Desperate 2Ls Treat BigLaw Job Search Like a Full-Time Job
If you are a 2L right now, you are likely sweating out what to do for summer employment.
But if you want to get one of the coveted internships at Big Law, you may have to campaign like never before, reports The Wall Street Journal. That's because the days of resting on the laurels of your 3.70 GPA are long over.
Instead, many Big Law firms may not even be coming to your campus. And the ones that do may only have one or two slots open for hundreds of candidates.
In the olden days, job search for a 2L was pretty straightforward. Get good grades during your first year, attend on campus interviews, get a summer internship, and turn that internship into a full-time associate position. While this path is still roughly the same, good grades alone will no longer cut it to get the internship interview.
As the economy turned this past decade, law firms began to "right-size" by cutting down the associate ranks and making fewer internships available, reports the Journal.

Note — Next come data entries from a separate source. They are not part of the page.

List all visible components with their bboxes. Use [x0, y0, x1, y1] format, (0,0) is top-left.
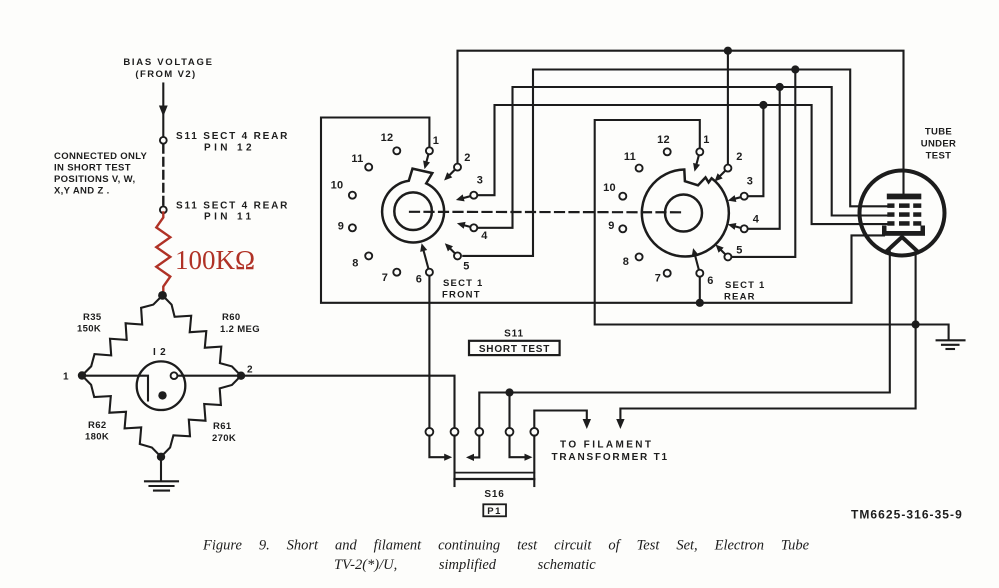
svg-text:3: 3 [747, 176, 753, 188]
resistor R60 [163, 295, 242, 375]
label connected only note [54, 151, 148, 197]
contact pin 3 S11 sect 1 front [456, 192, 477, 202]
contact pin 7 S11 sect 1 rear [664, 270, 671, 277]
terminal S11 sect 4 rear pin 12 [160, 137, 167, 144]
contact pin 11 S11 sect 1 rear [636, 165, 643, 172]
svg-text:12: 12 [657, 134, 670, 146]
wire loop C net (L4 to R4 to grid2) [478, 87, 888, 228]
label S11 SECT 4 REAR PIN 11 [176, 201, 289, 223]
svg-text:TEST: TEST [926, 151, 952, 162]
svg-text:12: 12 [381, 132, 394, 144]
contact pin 1 S11 sect 1 rear [693, 148, 703, 171]
svg-text:IN SHORT TEST: IN SHORT TEST [54, 163, 131, 174]
svg-text:2: 2 [464, 152, 470, 164]
wire S16 heater line to tube [479, 252, 890, 428]
svg-text:270K: 270K [212, 433, 236, 444]
pin number labels sect 1 rear [603, 134, 760, 287]
label S11 SECT 4 REAR PIN 12 [176, 131, 289, 154]
S16 slider bracket [455, 436, 535, 486]
junction dot R2 riser [724, 47, 732, 55]
contact pin 9 S11 sect 1 front [349, 224, 356, 231]
terminal S16 pin 4 [506, 428, 514, 436]
svg-text:11: 11 [624, 151, 636, 163]
wire switch enclosure net (contact L1 / bottom bus / cathode) [321, 118, 884, 303]
label R35 150K [77, 312, 102, 335]
wiper arrow S16 pin1 to pin2 [429, 436, 452, 461]
junction dot R5 riser [791, 65, 799, 73]
wire loop A net (L2 to R2 to plate) [458, 51, 904, 196]
contact pin 12 S11 sect 1 front [393, 147, 400, 154]
svg-text:4: 4 [481, 230, 488, 242]
svg-text:S11 SECT 4 REAR: S11 SECT 4 REAR [176, 131, 289, 142]
svg-text:R61: R61 [213, 421, 232, 432]
svg-text:R62: R62 [88, 420, 106, 431]
svg-text:BIAS VOLTAGE: BIAS VOLTAGE [123, 57, 213, 68]
wire ground net (R1 to ground) [595, 120, 949, 339]
junction dot cathode to ground line [912, 320, 920, 328]
svg-text:1: 1 [63, 372, 69, 383]
terminal S16 pin 1 [426, 428, 434, 436]
label R62 180K [85, 420, 109, 443]
contact pin 7 S11 sect 1 front [393, 269, 400, 276]
dashed shaft coupling line [410, 211, 683, 214]
wiper arrow S16 pin4 to pin5 [510, 436, 533, 461]
svg-text:1.2 MEG: 1.2 MEG [220, 324, 260, 335]
contact pin 4 S11 sect 1 rear [728, 223, 748, 232]
svg-text:9: 9 [338, 221, 344, 233]
label SECT 1 REAR [724, 280, 765, 303]
wire loop D net (L3 to R3 to grid3) [478, 105, 888, 224]
resistor 100K ohm (red) [156, 213, 170, 292]
wiper arrow S16 pin3 left [466, 436, 479, 461]
label TO FILAMENT TRANSFORMER T1 [552, 440, 669, 464]
label S11 [504, 329, 524, 340]
contact pin 2 S11 sect 1 rear [715, 165, 732, 182]
figure caption line 2 [334, 557, 596, 573]
svg-text:TUBE: TUBE [925, 127, 952, 138]
svg-text:POSITIONS V, W,: POSITIONS V, W, [54, 174, 135, 185]
node 1 (bridge left) [63, 371, 86, 382]
svg-text:10: 10 [603, 182, 616, 194]
contact pin 8 S11 sect 1 rear [636, 253, 643, 260]
svg-text:180K: 180K [85, 432, 109, 443]
wire dashed link pin12 to pin11 [162, 145, 164, 206]
terminal S16 pin 3 [475, 428, 483, 436]
junction dot R3 riser [759, 101, 767, 109]
contact pin 10 S11 sect 1 front [349, 192, 356, 199]
svg-text:CONNECTED ONLY: CONNECTED ONLY [54, 151, 148, 162]
contact pin 11 S11 sect 1 front [365, 164, 372, 171]
svg-text:7: 7 [382, 272, 388, 284]
svg-text:2: 2 [736, 151, 742, 163]
label BIAS VOLTAGE (FROM V2) [123, 57, 213, 80]
wire R5 branch [732, 73, 796, 257]
label SECT 1 FRONT [442, 278, 483, 301]
svg-text:REAR: REAR [724, 292, 756, 303]
svg-text:FRONT: FRONT [442, 290, 481, 301]
op: rotary switch S11 sect 1 front rotor [382, 169, 444, 243]
node bridge top junction [158, 291, 167, 300]
box SHORT TEST [469, 341, 560, 355]
svg-text:S16: S16 [484, 489, 504, 500]
svg-text:3: 3 [477, 175, 483, 187]
terminal S11 sect 4 rear pin 11 [160, 206, 167, 213]
ground (tube side) [937, 340, 965, 349]
contact pin 9 S11 sect 1 rear [619, 225, 626, 232]
contact pin 2 S11 sect 1 front [444, 164, 461, 181]
svg-text:X,Y AND Z .: X,Y AND Z . [54, 186, 110, 197]
svg-text:Figure 9. Short and filame: Figure 9. Short and filament continuing … [202, 538, 810, 554]
contact pin 12 S11 sect 1 rear [664, 148, 671, 155]
contact pin 1 S11 sect 1 front [423, 147, 433, 169]
label R60 1.2MEG [220, 312, 260, 335]
junction dot contact R6 on bottom bus [696, 299, 704, 307]
svg-text:SECT 1: SECT 1 [443, 278, 483, 289]
svg-text:6: 6 [707, 275, 713, 287]
svg-text:TRANSFORMER T1: TRANSFORMER T1 [552, 452, 669, 463]
wire contact L6 drop to S16 [428, 276, 430, 428]
junction dot S16 pin 4 riser [505, 388, 513, 427]
svg-text:TO FILAMENT: TO FILAMENT [560, 440, 653, 451]
label R61 270K [212, 421, 236, 444]
svg-text:5: 5 [463, 261, 469, 273]
svg-text:SHORT TEST: SHORT TEST [479, 344, 550, 355]
contact pin 5 S11 sect 1 front [445, 243, 461, 259]
resistor R62 [82, 376, 161, 457]
svg-text:9: 9 [608, 220, 614, 232]
resistor R35 [82, 295, 163, 375]
tube under test envelope [860, 171, 945, 256]
value label 100K ohm [175, 245, 255, 275]
svg-text:4: 4 [753, 214, 760, 226]
svg-text:R60: R60 [222, 312, 240, 323]
wire tube cathode to filament arrow [616, 251, 915, 430]
svg-text:(FROM V2): (FROM V2) [135, 69, 196, 80]
svg-text:I 2: I 2 [153, 347, 167, 358]
svg-text:8: 8 [352, 258, 358, 270]
svg-text:P1: P1 [487, 506, 502, 517]
svg-text:TM6625-316-35-9: TM6625-316-35-9 [851, 508, 963, 522]
contact pin 8 S11 sect 1 front [365, 252, 372, 259]
svg-text:100KΩ: 100KΩ [175, 245, 255, 275]
svg-text:11: 11 [351, 153, 363, 165]
wire bias voltage input [159, 84, 168, 137]
resistor R61 [161, 376, 241, 457]
wire R4 branch [748, 91, 780, 229]
svg-text:1: 1 [433, 135, 439, 147]
figure caption line 1 [202, 538, 810, 554]
contact pin 6 S11 sect 1 front [420, 243, 433, 276]
wire S16 pin 5 to filament arrow [534, 411, 591, 430]
contact pin 5 S11 sect 1 rear [716, 245, 732, 261]
label TUBE UNDER TEST [921, 127, 957, 162]
contact pin 6 S11 sect 1 rear [692, 248, 704, 277]
svg-text:1: 1 [703, 134, 709, 146]
wire contact R6 drop [699, 277, 701, 303]
svg-text:R35: R35 [83, 312, 102, 323]
label S16 [484, 489, 504, 500]
label I2 [153, 347, 167, 358]
svg-text:6: 6 [416, 274, 422, 286]
terminal S16 pin 5 [530, 428, 538, 436]
tube heater triangle [886, 237, 918, 252]
svg-text:8: 8 [623, 256, 629, 268]
svg-text:TV-2(*)/U, simplified schema: TV-2(*)/U, simplified schematic [334, 557, 596, 573]
svg-text:S11 SECT 4 REAR: S11 SECT 4 REAR [176, 201, 289, 212]
contact pin 10 S11 sect 1 rear [619, 193, 626, 200]
wire loop B net (L5 to R5 to grid1) [463, 70, 888, 256]
svg-text:UNDER: UNDER [921, 139, 957, 150]
terminal S16 pin 2 [451, 428, 459, 436]
meter jack I2 [86, 361, 237, 410]
svg-text:2: 2 [247, 365, 253, 376]
node bridge bottom junction [157, 453, 165, 461]
node 2 (bridge right) [237, 365, 254, 380]
pin number labels sect 1 front [331, 132, 489, 286]
junction dot R4 riser [776, 83, 784, 91]
svg-text:10: 10 [331, 180, 344, 192]
svg-text:150K: 150K [77, 324, 101, 335]
contact pin 3 S11 sect 1 rear [728, 193, 748, 202]
svg-text:7: 7 [655, 273, 661, 285]
svg-text:PIN 12: PIN 12 [204, 143, 255, 154]
wire R2 branch [727, 54, 729, 164]
svg-text:5: 5 [736, 245, 742, 257]
rotary switch S11 sect 1 rear rotor [642, 170, 729, 257]
ground (bridge) [145, 459, 178, 491]
svg-text:S11: S11 [504, 329, 524, 340]
box P1 [483, 504, 506, 517]
svg-text:SECT 1: SECT 1 [725, 280, 765, 291]
svg-text:PIN 11: PIN 11 [204, 212, 254, 223]
tube cathode bracket [882, 226, 925, 236]
wire node 2 to S16 contact 2 [245, 376, 455, 428]
tube plate bar [887, 194, 922, 200]
wire R3 branch [748, 109, 764, 197]
label TM6625-316-35-9 [851, 508, 963, 522]
tube grid rows [887, 203, 921, 225]
contact pin 4 S11 sect 1 front [457, 222, 477, 231]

At the same time, law schools compounded the problem by increasing class sizes and dumping the market with thousands of newly minted attorney.
So with the increased competition, a 2L beginning his or her job search should look to incorporate some additional strategies notwithstanding an excellent GPA:
- Network. You shouldn't feel shy about using your networks, whether it be family, friends, neighbors, etc. Networking is a part of life, and if you don't utilize your networks, someone else will.
- Don't Wait for OCI. As mentioned above, fewer firms are coming to on-campus interviews. Consider visiting job fairs, going to other campus OCIs, and paying your own way to the firm you want to work at.
- Target the Right Firms. Instead of sending out canned cover letters to hundreds of firms, you may want to write personalized cover letters to a select number of firms. With a targeted search, you better your chances of getting an interview.
Job search for a 2L is becoming more difficult. You will have to think outside the box to get the job you want -- unless you're related to the hiring partner.